China’s largest aluminium producer, Aluminium Corp, have said they have shut down 10% of their total production capacity due to the energy saving measures imposed by the government; a decrease in capacity of 400,000 tonnes. in order to counterbalance the fall in aluminium supply brought about by their energy saving measure, the Chinese government have said they will sell 96,000 tonnes of the metal from their state reserves (which total 590,000 tonnes) at the beginning of November.
Looking at copper, reports are coming through that following the metals push to a 27 month high on the Shanghai exchange last week, and the 2-year high on the London metal Exchange (LME), Chinese consumers are said to be cutting their demand for imported copper and are now drawing on their own stocks of the metal. If this is sustained in coming weeks, it may offer some counterbalance to the global short fall that has been driving copper prices, although the underlying landscape for the industry will remain the same.

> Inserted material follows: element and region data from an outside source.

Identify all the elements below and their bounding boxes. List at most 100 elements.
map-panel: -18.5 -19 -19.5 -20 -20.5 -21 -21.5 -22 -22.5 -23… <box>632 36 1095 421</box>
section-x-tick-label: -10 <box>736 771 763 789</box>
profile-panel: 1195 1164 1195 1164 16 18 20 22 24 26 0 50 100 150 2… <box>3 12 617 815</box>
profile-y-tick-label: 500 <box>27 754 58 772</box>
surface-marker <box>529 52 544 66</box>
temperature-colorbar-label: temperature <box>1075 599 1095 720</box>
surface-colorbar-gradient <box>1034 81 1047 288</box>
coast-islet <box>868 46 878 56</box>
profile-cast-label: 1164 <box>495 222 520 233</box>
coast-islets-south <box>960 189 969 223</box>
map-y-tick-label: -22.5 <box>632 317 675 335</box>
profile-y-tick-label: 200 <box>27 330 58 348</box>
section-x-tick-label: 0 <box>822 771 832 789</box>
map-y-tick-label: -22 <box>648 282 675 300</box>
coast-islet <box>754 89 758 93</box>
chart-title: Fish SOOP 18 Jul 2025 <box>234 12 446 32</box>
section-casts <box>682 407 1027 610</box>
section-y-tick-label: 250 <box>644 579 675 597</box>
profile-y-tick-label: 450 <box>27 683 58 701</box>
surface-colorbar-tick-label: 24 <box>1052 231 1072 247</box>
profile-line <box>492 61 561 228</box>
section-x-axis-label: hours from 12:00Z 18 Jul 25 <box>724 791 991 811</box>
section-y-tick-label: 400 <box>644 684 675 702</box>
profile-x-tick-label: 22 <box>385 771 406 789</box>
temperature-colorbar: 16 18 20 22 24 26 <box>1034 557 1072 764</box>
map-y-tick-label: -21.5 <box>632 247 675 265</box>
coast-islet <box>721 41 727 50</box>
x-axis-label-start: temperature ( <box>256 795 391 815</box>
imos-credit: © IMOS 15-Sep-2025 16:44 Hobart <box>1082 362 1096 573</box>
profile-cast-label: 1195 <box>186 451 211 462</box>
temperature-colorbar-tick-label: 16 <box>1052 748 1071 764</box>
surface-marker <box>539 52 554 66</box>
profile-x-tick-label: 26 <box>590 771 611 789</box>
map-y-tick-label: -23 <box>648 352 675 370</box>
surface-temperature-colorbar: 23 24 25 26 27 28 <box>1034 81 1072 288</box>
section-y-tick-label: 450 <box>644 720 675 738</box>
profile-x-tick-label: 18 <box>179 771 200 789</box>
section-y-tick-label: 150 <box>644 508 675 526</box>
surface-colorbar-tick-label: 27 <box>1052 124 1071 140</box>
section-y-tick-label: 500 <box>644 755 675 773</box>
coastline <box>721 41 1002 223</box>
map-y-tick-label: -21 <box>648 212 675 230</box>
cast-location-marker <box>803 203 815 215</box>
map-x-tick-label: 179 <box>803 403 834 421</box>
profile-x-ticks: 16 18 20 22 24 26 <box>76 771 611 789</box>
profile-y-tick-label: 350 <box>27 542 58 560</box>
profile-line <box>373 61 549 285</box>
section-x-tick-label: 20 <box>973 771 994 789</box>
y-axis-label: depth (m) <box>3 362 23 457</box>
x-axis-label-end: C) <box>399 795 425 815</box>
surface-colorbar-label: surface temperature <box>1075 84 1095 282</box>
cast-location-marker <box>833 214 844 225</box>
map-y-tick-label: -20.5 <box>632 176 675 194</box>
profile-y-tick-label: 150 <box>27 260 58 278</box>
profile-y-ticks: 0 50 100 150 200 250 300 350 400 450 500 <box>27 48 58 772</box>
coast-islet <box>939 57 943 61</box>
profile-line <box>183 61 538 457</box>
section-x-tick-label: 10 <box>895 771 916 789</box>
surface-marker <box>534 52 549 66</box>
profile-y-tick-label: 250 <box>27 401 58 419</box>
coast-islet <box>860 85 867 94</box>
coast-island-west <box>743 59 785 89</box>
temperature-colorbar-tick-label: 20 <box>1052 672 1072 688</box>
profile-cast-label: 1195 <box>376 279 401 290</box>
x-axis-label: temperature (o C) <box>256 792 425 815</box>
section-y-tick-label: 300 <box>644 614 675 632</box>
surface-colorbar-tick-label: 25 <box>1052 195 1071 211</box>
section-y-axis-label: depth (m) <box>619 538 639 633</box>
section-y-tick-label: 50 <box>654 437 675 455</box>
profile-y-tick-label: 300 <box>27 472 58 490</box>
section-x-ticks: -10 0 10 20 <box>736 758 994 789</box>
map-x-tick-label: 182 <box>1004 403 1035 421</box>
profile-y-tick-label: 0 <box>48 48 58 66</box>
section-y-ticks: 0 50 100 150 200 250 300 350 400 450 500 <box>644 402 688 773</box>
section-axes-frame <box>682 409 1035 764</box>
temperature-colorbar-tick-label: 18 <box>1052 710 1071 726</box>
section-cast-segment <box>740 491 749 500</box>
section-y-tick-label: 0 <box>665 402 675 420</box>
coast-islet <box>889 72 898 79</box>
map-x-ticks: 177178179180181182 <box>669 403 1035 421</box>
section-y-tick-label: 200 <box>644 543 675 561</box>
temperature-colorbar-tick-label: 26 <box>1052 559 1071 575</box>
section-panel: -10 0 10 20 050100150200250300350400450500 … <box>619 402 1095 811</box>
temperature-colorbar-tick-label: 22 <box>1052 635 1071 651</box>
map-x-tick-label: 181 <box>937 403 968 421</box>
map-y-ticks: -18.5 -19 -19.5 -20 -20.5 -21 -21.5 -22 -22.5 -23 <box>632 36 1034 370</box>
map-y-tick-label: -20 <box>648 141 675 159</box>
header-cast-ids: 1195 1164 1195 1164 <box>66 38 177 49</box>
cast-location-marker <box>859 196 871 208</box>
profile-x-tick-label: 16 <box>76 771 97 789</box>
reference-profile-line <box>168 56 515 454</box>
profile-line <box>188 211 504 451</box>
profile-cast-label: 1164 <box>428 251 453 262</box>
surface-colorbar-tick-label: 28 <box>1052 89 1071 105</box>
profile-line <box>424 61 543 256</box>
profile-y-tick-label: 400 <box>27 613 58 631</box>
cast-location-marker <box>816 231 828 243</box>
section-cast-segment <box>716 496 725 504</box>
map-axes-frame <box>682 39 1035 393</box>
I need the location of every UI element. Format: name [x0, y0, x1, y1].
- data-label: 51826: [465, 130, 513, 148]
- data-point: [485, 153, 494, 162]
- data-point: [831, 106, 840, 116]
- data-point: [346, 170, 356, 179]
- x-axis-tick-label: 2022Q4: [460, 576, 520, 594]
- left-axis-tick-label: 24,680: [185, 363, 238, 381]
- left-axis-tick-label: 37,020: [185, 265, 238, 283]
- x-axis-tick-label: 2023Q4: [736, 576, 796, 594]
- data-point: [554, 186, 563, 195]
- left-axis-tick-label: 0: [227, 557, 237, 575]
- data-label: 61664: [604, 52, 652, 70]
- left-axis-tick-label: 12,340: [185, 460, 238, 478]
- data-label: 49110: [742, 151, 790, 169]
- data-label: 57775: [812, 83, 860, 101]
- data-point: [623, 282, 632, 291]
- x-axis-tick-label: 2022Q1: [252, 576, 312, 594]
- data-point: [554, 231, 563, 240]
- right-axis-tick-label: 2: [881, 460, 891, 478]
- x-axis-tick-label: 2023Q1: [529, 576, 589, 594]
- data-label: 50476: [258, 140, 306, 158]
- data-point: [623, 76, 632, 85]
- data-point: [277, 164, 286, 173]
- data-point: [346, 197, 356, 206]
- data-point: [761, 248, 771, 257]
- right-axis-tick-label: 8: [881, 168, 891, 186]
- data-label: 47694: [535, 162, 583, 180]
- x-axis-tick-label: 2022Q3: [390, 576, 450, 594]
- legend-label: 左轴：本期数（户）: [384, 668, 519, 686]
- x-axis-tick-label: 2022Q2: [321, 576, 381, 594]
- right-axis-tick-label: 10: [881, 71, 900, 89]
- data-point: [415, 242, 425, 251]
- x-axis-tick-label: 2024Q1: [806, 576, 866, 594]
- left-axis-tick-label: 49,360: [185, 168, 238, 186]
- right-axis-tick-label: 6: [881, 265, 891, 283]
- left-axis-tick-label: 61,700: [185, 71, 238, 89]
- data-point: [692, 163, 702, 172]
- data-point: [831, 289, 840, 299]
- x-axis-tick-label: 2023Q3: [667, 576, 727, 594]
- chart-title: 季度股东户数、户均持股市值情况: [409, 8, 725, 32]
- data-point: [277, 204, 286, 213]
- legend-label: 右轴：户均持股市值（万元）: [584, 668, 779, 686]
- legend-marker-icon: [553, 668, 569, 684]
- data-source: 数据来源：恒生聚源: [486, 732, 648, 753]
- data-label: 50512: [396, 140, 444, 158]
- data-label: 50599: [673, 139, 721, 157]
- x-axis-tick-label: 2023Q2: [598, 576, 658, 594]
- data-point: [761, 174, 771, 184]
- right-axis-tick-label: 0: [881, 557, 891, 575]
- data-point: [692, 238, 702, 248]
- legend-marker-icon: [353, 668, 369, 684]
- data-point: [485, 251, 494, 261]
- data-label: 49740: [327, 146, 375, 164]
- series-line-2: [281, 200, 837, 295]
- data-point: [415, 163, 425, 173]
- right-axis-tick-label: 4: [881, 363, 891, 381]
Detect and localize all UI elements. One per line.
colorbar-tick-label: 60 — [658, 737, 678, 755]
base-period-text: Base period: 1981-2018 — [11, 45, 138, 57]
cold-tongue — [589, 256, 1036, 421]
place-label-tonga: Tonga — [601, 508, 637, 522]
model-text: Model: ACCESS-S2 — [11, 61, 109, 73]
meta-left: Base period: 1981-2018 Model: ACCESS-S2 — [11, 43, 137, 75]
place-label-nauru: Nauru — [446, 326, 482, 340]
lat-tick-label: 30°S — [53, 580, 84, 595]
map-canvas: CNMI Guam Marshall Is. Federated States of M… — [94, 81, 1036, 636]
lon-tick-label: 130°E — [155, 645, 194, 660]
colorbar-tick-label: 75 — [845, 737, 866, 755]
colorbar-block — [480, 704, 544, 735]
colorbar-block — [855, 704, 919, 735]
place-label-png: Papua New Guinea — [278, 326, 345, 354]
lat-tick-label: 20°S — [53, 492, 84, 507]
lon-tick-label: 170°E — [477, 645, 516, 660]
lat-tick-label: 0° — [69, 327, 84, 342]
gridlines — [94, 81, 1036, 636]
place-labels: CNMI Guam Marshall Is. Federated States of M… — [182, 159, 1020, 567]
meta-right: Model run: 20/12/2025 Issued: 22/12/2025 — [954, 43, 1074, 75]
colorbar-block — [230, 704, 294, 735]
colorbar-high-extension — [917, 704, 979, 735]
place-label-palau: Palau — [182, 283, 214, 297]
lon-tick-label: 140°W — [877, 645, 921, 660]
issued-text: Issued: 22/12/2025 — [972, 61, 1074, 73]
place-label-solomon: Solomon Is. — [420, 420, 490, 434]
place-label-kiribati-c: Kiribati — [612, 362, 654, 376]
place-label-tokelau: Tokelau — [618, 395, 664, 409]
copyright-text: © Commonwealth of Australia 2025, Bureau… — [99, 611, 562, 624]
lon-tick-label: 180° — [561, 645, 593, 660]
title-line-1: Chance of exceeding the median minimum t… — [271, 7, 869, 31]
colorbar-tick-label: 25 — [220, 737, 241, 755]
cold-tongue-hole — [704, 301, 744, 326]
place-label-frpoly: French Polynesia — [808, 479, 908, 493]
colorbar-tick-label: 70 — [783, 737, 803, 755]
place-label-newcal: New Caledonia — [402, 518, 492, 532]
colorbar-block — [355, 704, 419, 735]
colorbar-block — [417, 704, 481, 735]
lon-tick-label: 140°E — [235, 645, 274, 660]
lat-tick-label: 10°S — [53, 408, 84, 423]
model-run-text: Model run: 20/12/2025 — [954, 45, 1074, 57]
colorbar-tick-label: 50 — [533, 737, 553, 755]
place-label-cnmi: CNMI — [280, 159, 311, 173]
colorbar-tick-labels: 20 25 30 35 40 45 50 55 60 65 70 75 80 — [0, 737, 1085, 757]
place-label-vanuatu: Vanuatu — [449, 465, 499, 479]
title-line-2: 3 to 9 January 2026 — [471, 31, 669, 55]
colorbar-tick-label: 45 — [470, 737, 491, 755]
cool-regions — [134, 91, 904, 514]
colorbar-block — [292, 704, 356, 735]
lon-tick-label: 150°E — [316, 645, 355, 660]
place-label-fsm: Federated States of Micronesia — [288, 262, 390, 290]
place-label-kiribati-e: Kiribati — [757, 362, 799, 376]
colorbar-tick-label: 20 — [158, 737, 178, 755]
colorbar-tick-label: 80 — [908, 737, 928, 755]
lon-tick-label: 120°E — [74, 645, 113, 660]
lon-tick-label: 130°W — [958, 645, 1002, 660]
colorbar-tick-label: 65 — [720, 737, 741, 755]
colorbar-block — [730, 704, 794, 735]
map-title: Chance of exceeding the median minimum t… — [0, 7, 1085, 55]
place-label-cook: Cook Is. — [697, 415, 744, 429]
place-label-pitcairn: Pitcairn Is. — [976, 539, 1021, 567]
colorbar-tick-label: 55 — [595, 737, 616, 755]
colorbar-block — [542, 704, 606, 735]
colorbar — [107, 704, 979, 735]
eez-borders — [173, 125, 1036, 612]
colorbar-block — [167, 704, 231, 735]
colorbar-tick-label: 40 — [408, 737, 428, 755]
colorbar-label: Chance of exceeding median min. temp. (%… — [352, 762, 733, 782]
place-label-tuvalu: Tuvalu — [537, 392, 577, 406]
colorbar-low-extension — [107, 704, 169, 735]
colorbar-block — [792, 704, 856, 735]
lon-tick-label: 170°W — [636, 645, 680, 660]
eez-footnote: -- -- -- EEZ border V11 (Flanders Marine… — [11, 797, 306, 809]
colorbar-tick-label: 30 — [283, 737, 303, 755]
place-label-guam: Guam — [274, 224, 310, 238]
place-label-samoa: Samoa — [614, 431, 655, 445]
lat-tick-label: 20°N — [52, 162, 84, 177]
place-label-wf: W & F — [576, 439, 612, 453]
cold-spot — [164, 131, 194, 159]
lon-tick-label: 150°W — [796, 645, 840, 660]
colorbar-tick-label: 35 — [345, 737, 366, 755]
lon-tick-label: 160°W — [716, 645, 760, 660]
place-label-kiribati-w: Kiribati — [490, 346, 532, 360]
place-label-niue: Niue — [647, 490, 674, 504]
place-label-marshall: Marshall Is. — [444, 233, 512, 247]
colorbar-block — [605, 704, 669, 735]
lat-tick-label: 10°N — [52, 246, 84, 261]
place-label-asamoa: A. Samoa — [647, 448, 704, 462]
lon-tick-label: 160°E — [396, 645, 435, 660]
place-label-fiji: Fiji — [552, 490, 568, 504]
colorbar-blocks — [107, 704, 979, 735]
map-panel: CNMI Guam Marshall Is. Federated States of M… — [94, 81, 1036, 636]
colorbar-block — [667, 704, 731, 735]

Weather has been driving prices in the agricultural sector so far this week, with a cold spell in China, the worlds largest cotton producer, bring about support for the textile, while a hail storm in Texas, brought about further weather-driven support for cotton amid fears the crop may be impaired.
That said, more than half of the US cotton crop has already been harvested, with the quality of the plants this year already above average levels according to the US Department of Agriculture (USDA). With this, cotton is outperforming other softs and agriculturals in today’s session, with the stronger dollar still being felt in the sector.